Pablo escribió estas palabras mientras conocía muy bien lo que era atravesar momentos duros, no desde la comodidad, sino desde sus propias pruebas.
Lo bonito de su mensaje es que no nos pide que agradezcamos por lo malo que nos ocurre, sino que aprendamos a encontrar motivos para dar gracias justo cuando las cosas no van bien.

Dios sabe que hay días en los que el corazón pesa, temporadas que parecen interminables, y situaciones que quisiéramos evitar.  Pero incluso ahí, Él nos invita a buscar señales de su amor y cuidado, aunque el terreno sea árido y la noche parezca larga.

La gratitud ayuda a transformar la queja en confianza y el miedo en esperanza. Recuerda que Dios tiene un propósito incluso en lo que hoy no entiendes.
A veces, mirar atrás revela que los momentos más difíciles fueron también los que más nos enseñaron sobre el amor, la fe y la resiliencia.

El Salmo 107 lo expresa así: “En su angustia clamaron al Señor, y él los libró de su aflicción. ¡Den gracias al Señor por su gran amor, por sus maravillas en favor nuestro!” (Salmos 107:6,8 NVI).

Este pasaje nos enseña que ser agradecidos no depende de vivir sin enfrentamientos, sino de reconocer que en la aflicción podemos experimentar el amor y la fidelidad de Dios. Dar gracias es posible porque aún en la noche más larga, hay promesas de rescate y compañía divina.

Haz de la gratitud un acto diario: agradecer por lo pequeño, por la fortaleza recibida, por cada persona que te acompaña.  Agradecer en medio de la dificultad no cambia la realidad, pero sí transforma el corazón. Al hacerlo, empezamos a ver la mano de Dios guiándonos y sosteniéndonos aun en lo inesperado.

Como profesionales y mujeres de fe, somos llamadas a liderar con un espíritu agradecido que contagia esperanza y resistencia a quienes nos rodean.  El ejemplo de Pablo y otros creyentes nos recuerda que la gratitud es una actitud deliberada que honra a Dios y fortalece la comunidad.

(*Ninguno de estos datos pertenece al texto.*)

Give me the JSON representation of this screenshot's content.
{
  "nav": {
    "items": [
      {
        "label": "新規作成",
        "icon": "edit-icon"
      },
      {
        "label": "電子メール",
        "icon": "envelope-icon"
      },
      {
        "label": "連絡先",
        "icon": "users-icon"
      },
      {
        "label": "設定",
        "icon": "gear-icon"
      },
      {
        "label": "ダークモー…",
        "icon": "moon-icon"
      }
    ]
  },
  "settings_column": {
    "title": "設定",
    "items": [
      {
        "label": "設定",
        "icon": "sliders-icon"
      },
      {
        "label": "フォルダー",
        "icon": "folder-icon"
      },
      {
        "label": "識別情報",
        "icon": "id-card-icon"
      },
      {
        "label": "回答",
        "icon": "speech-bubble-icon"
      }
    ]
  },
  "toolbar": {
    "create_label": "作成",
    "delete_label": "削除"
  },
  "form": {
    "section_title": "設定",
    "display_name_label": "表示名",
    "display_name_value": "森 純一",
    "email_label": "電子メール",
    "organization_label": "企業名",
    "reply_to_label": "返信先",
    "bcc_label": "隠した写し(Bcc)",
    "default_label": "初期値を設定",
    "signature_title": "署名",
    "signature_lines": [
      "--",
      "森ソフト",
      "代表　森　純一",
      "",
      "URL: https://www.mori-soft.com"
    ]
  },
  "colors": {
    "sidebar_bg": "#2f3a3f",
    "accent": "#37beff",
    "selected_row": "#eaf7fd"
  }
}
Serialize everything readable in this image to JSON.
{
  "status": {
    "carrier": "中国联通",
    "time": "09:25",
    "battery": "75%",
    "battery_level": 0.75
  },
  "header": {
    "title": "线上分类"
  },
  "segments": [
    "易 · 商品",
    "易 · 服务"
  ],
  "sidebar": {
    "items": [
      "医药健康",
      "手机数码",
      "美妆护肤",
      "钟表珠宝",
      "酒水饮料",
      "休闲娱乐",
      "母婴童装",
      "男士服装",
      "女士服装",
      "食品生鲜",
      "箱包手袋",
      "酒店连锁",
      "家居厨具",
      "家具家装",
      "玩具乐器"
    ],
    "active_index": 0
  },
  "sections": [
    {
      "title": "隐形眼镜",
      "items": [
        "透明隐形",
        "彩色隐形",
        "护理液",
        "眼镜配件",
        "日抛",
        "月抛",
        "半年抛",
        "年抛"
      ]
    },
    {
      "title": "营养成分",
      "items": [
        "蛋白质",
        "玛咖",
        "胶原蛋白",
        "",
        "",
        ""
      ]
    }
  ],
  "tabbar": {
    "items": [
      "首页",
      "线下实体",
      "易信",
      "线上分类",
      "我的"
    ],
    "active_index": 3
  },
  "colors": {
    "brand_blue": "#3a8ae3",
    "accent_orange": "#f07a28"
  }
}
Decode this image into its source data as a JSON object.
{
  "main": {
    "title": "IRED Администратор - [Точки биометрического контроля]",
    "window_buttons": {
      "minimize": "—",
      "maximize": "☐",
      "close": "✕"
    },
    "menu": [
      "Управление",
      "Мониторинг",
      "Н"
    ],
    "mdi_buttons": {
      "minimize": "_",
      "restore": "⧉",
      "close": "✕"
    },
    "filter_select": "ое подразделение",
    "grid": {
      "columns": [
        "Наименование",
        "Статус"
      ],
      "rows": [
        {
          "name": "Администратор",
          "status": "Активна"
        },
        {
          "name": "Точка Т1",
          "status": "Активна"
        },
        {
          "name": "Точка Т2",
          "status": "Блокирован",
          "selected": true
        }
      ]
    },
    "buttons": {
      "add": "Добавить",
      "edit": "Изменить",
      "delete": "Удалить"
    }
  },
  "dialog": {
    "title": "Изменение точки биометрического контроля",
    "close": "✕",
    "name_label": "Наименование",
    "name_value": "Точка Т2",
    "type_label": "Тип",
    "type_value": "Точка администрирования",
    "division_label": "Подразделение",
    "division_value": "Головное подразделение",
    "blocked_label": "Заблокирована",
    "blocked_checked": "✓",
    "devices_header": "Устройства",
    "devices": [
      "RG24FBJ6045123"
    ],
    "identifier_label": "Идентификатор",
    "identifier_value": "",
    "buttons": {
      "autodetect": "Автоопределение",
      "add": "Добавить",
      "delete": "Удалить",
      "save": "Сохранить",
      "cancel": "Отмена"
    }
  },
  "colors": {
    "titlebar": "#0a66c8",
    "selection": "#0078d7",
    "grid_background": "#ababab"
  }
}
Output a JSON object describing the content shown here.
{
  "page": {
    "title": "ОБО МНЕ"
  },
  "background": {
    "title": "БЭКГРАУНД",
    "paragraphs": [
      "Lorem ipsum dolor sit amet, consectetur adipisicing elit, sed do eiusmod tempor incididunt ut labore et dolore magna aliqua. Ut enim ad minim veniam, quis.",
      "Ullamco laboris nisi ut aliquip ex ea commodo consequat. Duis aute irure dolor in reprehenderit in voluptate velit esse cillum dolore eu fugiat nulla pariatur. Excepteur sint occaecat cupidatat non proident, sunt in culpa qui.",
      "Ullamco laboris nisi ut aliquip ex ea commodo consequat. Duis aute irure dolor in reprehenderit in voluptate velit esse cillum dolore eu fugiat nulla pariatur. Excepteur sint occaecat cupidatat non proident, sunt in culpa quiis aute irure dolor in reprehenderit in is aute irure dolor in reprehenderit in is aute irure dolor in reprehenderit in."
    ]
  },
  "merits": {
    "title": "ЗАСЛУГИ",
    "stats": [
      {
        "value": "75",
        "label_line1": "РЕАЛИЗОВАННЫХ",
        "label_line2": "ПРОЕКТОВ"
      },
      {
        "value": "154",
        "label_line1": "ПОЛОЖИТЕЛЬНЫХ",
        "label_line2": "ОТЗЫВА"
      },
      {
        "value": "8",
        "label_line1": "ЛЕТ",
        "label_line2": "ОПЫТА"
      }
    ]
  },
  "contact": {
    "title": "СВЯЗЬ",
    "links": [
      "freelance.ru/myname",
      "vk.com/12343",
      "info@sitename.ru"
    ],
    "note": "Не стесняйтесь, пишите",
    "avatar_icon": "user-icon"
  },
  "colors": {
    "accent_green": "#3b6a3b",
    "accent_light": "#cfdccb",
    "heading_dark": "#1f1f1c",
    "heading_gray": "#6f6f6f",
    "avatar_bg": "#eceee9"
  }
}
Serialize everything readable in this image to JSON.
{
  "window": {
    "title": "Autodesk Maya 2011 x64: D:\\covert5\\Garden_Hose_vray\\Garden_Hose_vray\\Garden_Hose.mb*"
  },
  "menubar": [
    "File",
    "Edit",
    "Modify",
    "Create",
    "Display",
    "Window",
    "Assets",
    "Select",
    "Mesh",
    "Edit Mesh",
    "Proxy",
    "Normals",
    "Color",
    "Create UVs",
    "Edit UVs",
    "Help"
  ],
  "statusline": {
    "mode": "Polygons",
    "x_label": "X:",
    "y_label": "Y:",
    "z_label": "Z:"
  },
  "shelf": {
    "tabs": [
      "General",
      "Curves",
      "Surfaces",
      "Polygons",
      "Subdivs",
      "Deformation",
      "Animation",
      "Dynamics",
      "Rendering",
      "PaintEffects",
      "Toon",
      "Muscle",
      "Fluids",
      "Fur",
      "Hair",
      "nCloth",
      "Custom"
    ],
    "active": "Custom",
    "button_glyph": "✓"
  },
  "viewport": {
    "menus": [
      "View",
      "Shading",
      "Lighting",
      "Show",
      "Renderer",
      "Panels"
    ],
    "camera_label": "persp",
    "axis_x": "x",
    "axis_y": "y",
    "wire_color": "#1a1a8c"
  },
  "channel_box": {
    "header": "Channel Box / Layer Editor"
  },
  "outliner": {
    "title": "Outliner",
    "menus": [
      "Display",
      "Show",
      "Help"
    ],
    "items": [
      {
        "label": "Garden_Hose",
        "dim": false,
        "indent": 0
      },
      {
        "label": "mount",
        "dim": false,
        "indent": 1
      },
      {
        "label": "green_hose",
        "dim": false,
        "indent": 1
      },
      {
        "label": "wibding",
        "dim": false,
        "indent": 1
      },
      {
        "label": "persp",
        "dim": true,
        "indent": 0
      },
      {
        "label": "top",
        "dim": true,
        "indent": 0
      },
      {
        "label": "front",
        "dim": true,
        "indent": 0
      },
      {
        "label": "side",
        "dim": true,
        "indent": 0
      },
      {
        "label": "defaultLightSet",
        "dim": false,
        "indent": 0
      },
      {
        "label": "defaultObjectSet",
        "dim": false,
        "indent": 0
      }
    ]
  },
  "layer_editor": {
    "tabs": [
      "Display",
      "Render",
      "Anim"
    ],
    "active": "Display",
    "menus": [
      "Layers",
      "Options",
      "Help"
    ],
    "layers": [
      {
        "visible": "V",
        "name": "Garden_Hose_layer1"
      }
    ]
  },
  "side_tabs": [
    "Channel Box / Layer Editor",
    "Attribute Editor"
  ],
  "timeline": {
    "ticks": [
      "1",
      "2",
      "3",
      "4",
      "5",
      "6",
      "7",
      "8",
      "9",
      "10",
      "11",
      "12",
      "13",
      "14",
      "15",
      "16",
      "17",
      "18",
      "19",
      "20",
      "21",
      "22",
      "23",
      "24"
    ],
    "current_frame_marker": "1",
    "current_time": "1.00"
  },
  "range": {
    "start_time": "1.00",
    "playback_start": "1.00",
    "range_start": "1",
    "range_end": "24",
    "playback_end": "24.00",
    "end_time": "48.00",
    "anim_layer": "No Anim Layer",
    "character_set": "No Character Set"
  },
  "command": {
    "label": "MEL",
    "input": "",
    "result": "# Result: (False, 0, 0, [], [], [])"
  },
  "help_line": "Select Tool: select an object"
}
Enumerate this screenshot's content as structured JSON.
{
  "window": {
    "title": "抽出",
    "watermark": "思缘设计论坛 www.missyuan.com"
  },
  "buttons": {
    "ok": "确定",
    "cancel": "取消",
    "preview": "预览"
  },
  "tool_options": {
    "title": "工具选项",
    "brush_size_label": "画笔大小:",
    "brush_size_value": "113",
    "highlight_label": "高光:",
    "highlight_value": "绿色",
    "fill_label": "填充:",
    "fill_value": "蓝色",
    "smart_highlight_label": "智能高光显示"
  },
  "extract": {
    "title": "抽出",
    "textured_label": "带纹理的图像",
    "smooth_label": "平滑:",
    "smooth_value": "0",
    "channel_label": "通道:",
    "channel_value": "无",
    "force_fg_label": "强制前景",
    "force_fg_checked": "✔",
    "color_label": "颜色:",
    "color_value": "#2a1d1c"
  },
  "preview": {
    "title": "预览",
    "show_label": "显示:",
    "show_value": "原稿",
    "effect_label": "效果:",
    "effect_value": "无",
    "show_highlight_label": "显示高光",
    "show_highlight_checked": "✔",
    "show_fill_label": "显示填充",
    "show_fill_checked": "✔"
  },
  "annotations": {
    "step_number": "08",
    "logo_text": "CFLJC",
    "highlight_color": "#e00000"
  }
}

Piensa en una dificultad que atraviesas actualmente.  Haz una lista de al menos tres bendiciones que han surgido o que Dios te ha mostrado en medio de ese reto.  Ora cada día, mencionando razones específicas para agradecer, sin negar tu dolor ni tu proceso.   Permite que tu gratitud sea un canal para la paz y el crecimiento interior.

“Den gracias en todo” dice el versículo, recordándonos que la gratitud no es fruto de la casualidad, sino resultado de elegir confiar. “Den gracias en todo” significa comprender que nuestra relación con Dios trasciende las circunstancias.  Lo que tenemos en Cristo —su amor, fidelidad y promesas— es suficiente para mantenernos firmes en cualquier temporada.

Como comunidad de mujeres ejecutivas y creyentes, la invitación es clara:  aprendamos a dar gracias aun en medio de la dificultad, porque esa actitud honra a Dios, genera fortaleza y transforma nuestro entorno.  La gratitud es la llave que abre la puerta a la paz, el gozo y una profunda conciencia de la presencia de Dios.

En Alas de Fe te recordamos que la gratitud verdadera va más allá de las celebraciones.  Si hoy tu corazón está atribulado, confía en que Dios ve tus luchas y camina contigo.  Permite que en este mes de Acción de Gracias sea Él quien transforme tu perspectiva y te enseñe a descubrir bendiciones aún en cada reto.  Caminemos juntas, agradeciendo y descubriendo un  Amor que siempre sostiene.